Lunch Menu from Titanic Sells for $88,000 – The menu from the last lunch on the Titanic on April 14, 1912 has sold at an auction for a price well above its estimated fetching price. It’s amazing to see the opulence of the First Class of the ill-fated ship from a first hand source. Fillets of brill, cockie leekie, ox tongue…and to finish was a platter of numerous opulent cheeses. Is it just me or am I the only one who would be eating all of the cheese? 😉

America Right After Pearl Harbor


As we all know, the “date that shall live in infamy” was on 07 December 1941. America changed forever, and we still feel its effects today. But what was it like immediately after the bombing?

Franklin Delano Roosevelt (of whom I am related to…not to brag heheh) soon addressed Congress and thereafter declared war on Japan. Only only representative, the Pacifist Jeannette Rankin of Montana, objected. FDR also signed executive order 9066 to take Japanese residents and place them in internment camps. While we look back at this move with disgust, you must remember that during this time there was an intense hatred of anyone of Japanese heritage, and FDR was also helping to keep them protected from others in a way. But this still does not absolve this action.

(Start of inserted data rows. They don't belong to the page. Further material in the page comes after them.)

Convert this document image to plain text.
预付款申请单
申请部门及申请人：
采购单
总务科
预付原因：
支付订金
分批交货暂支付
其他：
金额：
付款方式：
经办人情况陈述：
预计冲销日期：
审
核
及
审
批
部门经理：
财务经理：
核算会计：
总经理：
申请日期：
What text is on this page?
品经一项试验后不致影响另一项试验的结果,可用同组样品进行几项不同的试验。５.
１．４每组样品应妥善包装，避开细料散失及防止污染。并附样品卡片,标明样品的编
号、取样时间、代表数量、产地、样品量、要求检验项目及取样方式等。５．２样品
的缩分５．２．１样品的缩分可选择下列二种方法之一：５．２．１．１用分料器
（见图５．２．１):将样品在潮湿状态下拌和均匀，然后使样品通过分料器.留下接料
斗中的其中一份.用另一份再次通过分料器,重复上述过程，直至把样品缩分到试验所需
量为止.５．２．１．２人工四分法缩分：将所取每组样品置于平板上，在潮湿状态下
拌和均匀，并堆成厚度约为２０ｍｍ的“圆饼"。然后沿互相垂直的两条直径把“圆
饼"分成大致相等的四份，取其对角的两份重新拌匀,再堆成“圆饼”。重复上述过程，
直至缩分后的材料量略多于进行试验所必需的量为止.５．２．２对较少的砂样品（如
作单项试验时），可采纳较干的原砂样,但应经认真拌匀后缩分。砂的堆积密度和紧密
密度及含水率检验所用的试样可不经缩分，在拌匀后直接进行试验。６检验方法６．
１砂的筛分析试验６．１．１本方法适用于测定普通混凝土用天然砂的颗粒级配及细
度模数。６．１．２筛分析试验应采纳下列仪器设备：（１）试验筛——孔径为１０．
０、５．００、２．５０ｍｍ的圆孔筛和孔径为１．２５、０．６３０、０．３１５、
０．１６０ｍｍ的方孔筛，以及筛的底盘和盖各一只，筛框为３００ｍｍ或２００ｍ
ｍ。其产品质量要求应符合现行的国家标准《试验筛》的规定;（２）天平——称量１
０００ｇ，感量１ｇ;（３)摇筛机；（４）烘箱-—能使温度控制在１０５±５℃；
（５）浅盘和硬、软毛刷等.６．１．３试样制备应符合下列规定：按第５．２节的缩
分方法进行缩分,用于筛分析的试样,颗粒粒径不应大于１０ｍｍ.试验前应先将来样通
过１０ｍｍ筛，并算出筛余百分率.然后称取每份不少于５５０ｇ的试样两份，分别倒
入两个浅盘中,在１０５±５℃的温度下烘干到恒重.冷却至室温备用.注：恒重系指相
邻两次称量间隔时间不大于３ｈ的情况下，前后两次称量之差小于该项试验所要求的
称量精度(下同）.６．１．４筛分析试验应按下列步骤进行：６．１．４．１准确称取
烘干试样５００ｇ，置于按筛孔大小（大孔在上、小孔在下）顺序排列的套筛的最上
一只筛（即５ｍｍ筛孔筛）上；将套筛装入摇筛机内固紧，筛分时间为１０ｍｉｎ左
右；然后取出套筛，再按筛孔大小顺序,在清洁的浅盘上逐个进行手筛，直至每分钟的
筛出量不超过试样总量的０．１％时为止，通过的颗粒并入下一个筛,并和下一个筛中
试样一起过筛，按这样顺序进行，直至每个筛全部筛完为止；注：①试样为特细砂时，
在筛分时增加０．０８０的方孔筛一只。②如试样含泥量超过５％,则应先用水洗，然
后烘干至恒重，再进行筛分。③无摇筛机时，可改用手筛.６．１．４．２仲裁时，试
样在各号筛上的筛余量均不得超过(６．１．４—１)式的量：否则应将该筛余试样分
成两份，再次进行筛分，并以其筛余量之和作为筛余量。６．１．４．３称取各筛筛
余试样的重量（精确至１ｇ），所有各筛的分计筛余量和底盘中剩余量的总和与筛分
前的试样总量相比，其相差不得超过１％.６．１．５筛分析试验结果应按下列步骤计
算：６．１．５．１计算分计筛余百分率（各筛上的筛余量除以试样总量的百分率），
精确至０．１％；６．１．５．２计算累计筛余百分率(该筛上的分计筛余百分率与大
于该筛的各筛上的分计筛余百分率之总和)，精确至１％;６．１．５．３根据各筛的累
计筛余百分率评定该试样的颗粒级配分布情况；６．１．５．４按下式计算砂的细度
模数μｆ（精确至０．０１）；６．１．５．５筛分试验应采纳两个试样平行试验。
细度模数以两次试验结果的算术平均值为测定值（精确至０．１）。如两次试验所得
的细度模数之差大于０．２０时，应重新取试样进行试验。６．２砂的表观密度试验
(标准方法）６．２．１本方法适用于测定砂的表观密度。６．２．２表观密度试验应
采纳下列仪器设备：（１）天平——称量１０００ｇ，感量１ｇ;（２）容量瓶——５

All over the country the country’s young men were lined up to the brim with viable candidates to serve. There were seriously long lines outside of recruiting stations, and the military sure had their choice as to whom they would accept. This was completely different during Vietnam, where the armed forces were just trying to get just about anyone to sign a contract. But we also saw another post-Pearl Harbour enlistment surge right after 9/11. Even by the time I joined the Marines a few years later, they still had pick of the litter.

As America’s men went to war, our women went to work. This would be the first major time that you see a widespread and widely accepted time of women working out of the home. Even Marilyn Monroe found herself working in a factory for the war effort, where she would soon be discovered by David Conover.


Even the men who were labelled 4F still did their part. For instance, my grandfather was labelled 4F because of his bad colitis, but he still worked in a propeller factory. And those who did stay in the states to help with the war effort also helped out in another huge way: rationing.


These are my grandparents’ gas rationing stamps. The rationing in the U.S. spread to nearly everything – food, meats, gas, fabrics, metals, and women even had to forgo their beloved nylons for the war effort. But soon they were drawing lines on the backs of their legs to simulate the seams of stockings. You can also see how the fashions changed, as any way to use less fabric was encouraged. Skirts became a bit shorter, rarely were many pleats, ruffles, or any other “embellishments” used as in the past.


Victory gardens were a common occurrence that you could find at almost every house. It helped offset the war rationing for the house, and even helped to cut down on using your stamps. Using vegetables and the sort was common and thought of as very patriotic to helps our boys fighting overseas.

Life during WWII was certainly not easy at all, but you can sense a real camaraderie and patriotism in everyone that sadly is not longer present today. I think that is why I love this era so much, that there was so much humanity on the home front while there was so much bloodshed all over the world. It is such a fabulous and amazing time to learn about, and surely will pique any history or vintage lovers out there!